B: Exact, devenir l'antithèse de Beaulieu...
É: L'autre élément que personnellement j'ai trouvé le plus intéressant, c'est tout l'aspect d'Alice au pays des merveilles. Parce qu'on comprend que c'est l'histoire de la reine de coeur, personnifiée par Michelle dans un des livres de Patrick Senécal, Aliss.
B: Vois-tu, je ne l'avais pas vu comme ça, mais c'est vrai, c'est génial tout est là!

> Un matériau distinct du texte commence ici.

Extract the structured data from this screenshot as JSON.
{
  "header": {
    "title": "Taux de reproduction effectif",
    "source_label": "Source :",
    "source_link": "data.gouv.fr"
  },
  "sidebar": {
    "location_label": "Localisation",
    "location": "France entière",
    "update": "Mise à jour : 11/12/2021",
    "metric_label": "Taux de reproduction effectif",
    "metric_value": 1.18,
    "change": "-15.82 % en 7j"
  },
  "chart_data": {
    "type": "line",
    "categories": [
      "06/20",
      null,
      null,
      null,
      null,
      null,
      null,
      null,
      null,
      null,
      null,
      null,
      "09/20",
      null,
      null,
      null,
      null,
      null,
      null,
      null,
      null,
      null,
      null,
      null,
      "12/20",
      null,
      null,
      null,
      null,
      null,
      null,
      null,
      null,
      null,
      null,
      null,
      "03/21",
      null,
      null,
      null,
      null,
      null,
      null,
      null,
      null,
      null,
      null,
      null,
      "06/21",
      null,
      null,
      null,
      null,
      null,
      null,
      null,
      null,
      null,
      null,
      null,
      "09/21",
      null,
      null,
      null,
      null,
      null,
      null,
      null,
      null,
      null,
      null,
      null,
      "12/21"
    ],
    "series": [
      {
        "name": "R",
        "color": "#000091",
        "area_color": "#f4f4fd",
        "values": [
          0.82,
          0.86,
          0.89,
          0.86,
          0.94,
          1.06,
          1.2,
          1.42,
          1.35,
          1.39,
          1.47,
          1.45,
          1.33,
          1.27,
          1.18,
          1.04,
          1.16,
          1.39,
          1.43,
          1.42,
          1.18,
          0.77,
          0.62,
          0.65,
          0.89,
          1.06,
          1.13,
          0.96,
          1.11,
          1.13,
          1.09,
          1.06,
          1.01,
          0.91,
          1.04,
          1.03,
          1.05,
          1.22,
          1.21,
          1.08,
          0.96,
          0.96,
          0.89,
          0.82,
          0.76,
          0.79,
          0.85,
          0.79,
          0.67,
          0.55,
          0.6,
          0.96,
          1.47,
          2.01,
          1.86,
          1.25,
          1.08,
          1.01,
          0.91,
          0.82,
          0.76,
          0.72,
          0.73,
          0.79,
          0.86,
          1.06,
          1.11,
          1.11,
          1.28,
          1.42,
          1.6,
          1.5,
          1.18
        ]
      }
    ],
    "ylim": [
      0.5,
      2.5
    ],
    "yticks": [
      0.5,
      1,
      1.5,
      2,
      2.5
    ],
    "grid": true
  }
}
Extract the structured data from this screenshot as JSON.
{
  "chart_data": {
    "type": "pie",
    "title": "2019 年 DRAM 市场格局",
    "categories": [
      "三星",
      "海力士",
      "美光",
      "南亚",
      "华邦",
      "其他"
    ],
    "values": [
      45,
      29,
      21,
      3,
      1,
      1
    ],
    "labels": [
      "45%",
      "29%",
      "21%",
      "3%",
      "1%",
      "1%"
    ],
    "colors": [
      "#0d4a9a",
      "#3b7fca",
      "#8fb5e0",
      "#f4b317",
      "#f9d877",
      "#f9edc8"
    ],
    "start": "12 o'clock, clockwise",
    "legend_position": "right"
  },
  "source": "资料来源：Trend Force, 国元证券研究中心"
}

Au départ, quand on montrait le livre de Lewis Carroll, je pensais que c'était uniquement un petit clin d'oeil sympathique à l'oeuvre de Patrick Senécal. Vont-ils faire un film d'Aliss où Mylène St-Sauveur jouerait la reine de coeur?
É: Je ne penserais pas, c'est probablement trop difficile à transcrire à l'écran ce roman là, surtout par rapport au budget... mais sait-on jamais.

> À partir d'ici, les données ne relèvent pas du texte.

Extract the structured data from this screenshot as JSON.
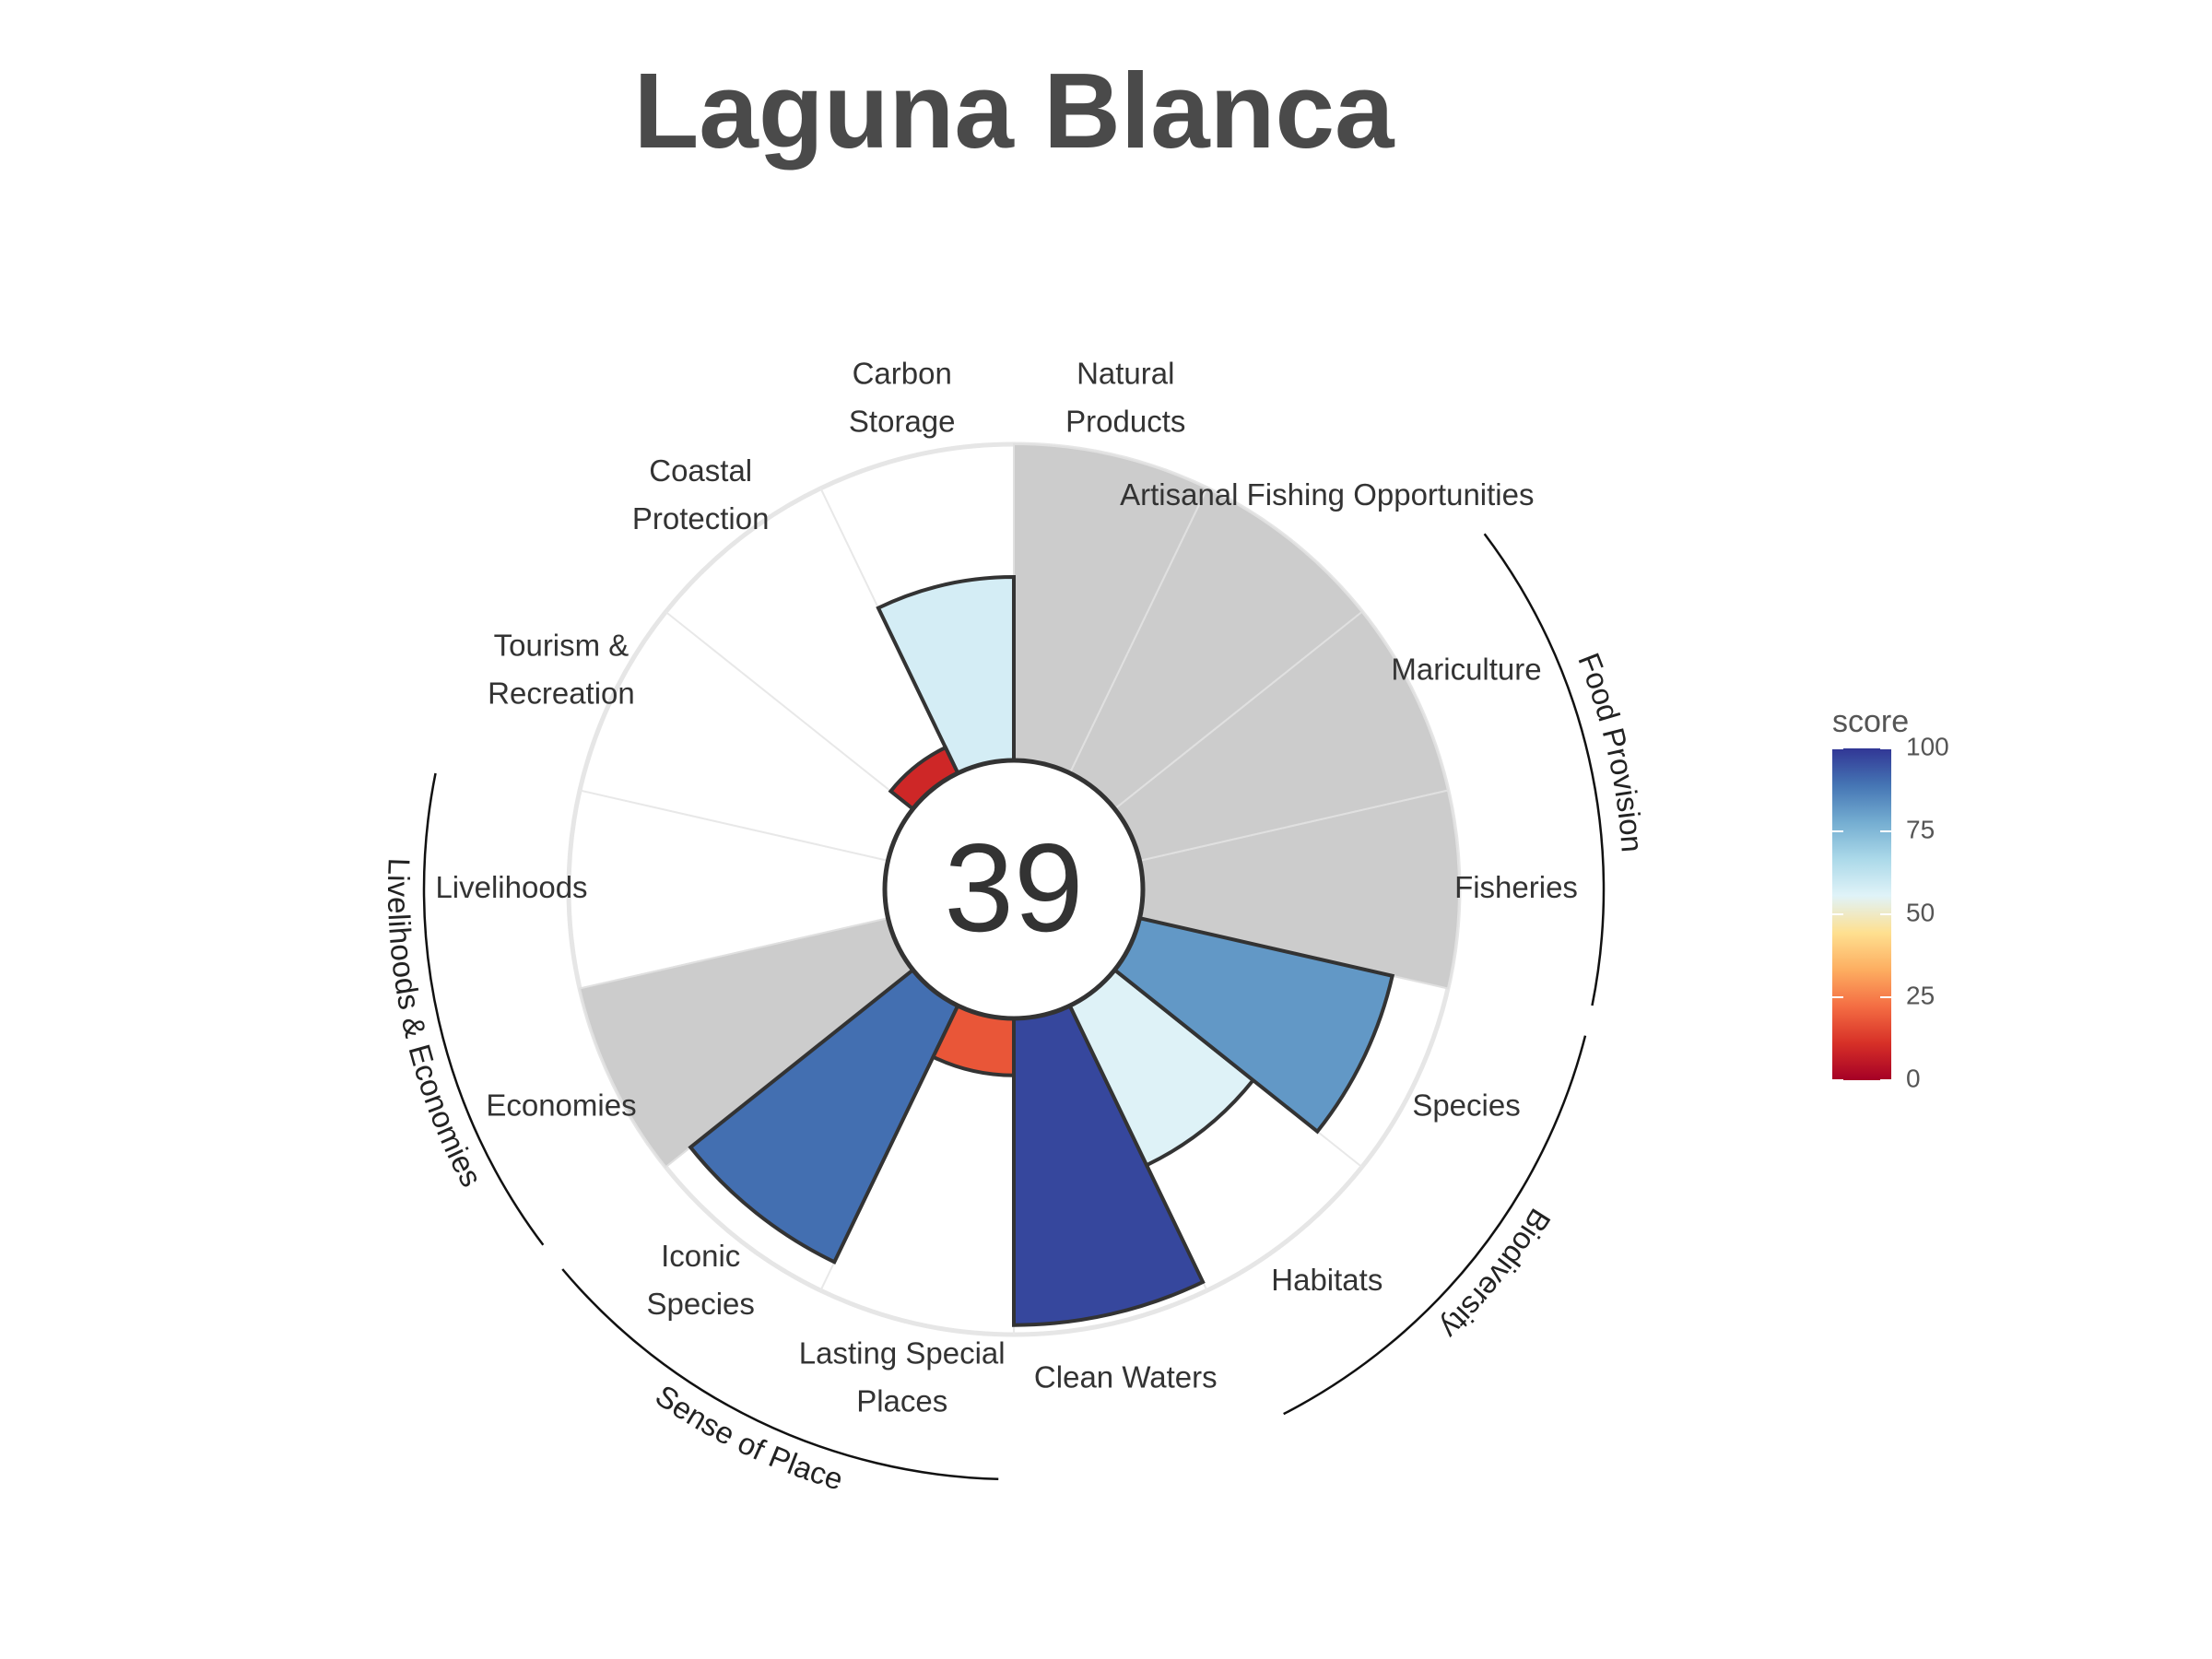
{
  "chart_data": {
    "type": "circular-bar",
    "title": "Laguna Blanca",
    "center_score": "39",
    "scale_max": 100,
    "no_data_color": "#cccccc",
    "categories": [
      {
        "label": "Fisheries",
        "value": null
      },
      {
        "label": "Mariculture",
        "value": null
      },
      {
        "label": "Artisanal Fishing Opportunities",
        "value": null
      },
      {
        "label": "Natural Products",
        "value": null
      },
      {
        "label": "Carbon Storage",
        "value": 58
      },
      {
        "label": "Coastal Protection",
        "value": 9
      },
      {
        "label": "Tourism & Recreation",
        "value": 0
      },
      {
        "label": "Livelihoods",
        "value": 0
      },
      {
        "label": "Economies",
        "value": null
      },
      {
        "label": "Iconic Species",
        "value": 90
      },
      {
        "label": "Lasting Special Places",
        "value": 18
      },
      {
        "label": "Clean Waters",
        "value": 97
      },
      {
        "label": "Habitats",
        "value": 56
      },
      {
        "label": "Species",
        "value": 82
      }
    ],
    "groups": [
      {
        "label": "Food Provision"
      },
      {
        "label": "Biodiversity"
      },
      {
        "label": "Sense of Place"
      },
      {
        "label": "Livelihoods & Economies"
      }
    ],
    "legend": {
      "title": "score",
      "ticks": [
        "100",
        "75",
        "50",
        "25",
        "0"
      ],
      "colors": [
        "#a50026",
        "#d73027",
        "#f46d43",
        "#fdae61",
        "#fee090",
        "#e0f3f8",
        "#abd9e9",
        "#74add1",
        "#4575b4",
        "#313695"
      ]
    }
  }
}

B: Il y a certains moments qui ont plutôt mal vieillis, je pense aux scènes d'échec cosmique, par exemple...
É: Les effets spéciaux étaient un petit peu bof...
B: Mais autre que ça, il n'y a rien de gênant. Les propos sont encore pertinents, le regard sur le dogme religieux est encore d'actualité et représente quand même bien l'héritage culturel du Québec, notre rapport à la religion qui a évolué à travers le temps.
É: Je ne sais pas trop quoi penser de la plus jeune enfant, Anne, alors qu'elle ajoute une dynamique un peu lugubre dû à sa situation, elle ne parle pas et agit de manière un peu douteuse par moment...
B: Je la vois surtout comme l'épine dans le talon de son père dans le sens que, si elle est comme ça, c'est de sa faute à lui. C'est un miroir vers lui-même, qui le confronte à sa propre méchanceté, au fait qu'il est lui même un injuste selon sa morale.
É: Ceci dit, le film n'était pas ce qu'il y avait de plus palpitant, mais je suis quand même restée intriguée tout au long. Par contre, si je n'avais pas compris rapidement le lien avec Aliss, je ne suis pas certaine que j'aurais autant accroché.
B: Effectivement, je l'ai aussi trouvé un brin longuet, mais tu es toujours impliqué dans l'histoire, à vouloir que le personnage de Normand D'Amour paye de ses actes. Le début, par contre, était vraiment trop tiré par les cheveux... on ne rentre pas chez quelqu'un sans demander comme ça.
É: Peut-être que c'est coutume en région, à toi de me dire... hahaha
B: Haha je ne pense pas... Mais au moins, on oublie cet aspect là assez rapidement pour entrer dans cette guerre psychologique là et c'est tant mieux. Ce qui est intéressant aussi, c'est que le film s'inscrivait dans une genre de naissance du cinéma d'horreur québécois depuis les années 2000 environ, avec Sur le seuil, lui aussi réalisé par Éric Tessier, et Les 7 jours du talion de Podz. C'est d'ailleurs trois romans de Patrick Senécal, on lui doit beaucoup pour cette culture là au Québec. Même encore aujourd'hui, c'est pas un genre qu'on voit dans nos productions, je sais qu'Éric Tessier travaille sur une autre adaptation du romancier, Flots, qui devrait prendre l'affiche en 2027 si je ne me trompe pas. En espérant qu'on continue d'explorer davantage le cinéma d'horreur, je pense qu'il y a certainement plusieurs pistes à explorer.
É: D'ailleurs, prendre note que nous n'avons pas lu le roman, donc on ne peut pas comparer les deux oeuvres.
B: Mais comme film en soi, ça se tient vraiment bien. Sur 10, tu lui donnerais combien?
É: 6.5. Je trouve que c'est une oeuvre qui nous appartient bien, ça n'a pas l'air d'essayer d'être une pâle copie de ce qui pourrait se faire aux États-Unis. Mais au final, ce n'est pas un film que je vais conseiller à tout prix comme un incontournable.
B: Tout à fait d'accord, c'est un 6 très respectable à mon avis, mais on ne se retrouve certainement pas devant un classique du cinéma québécois.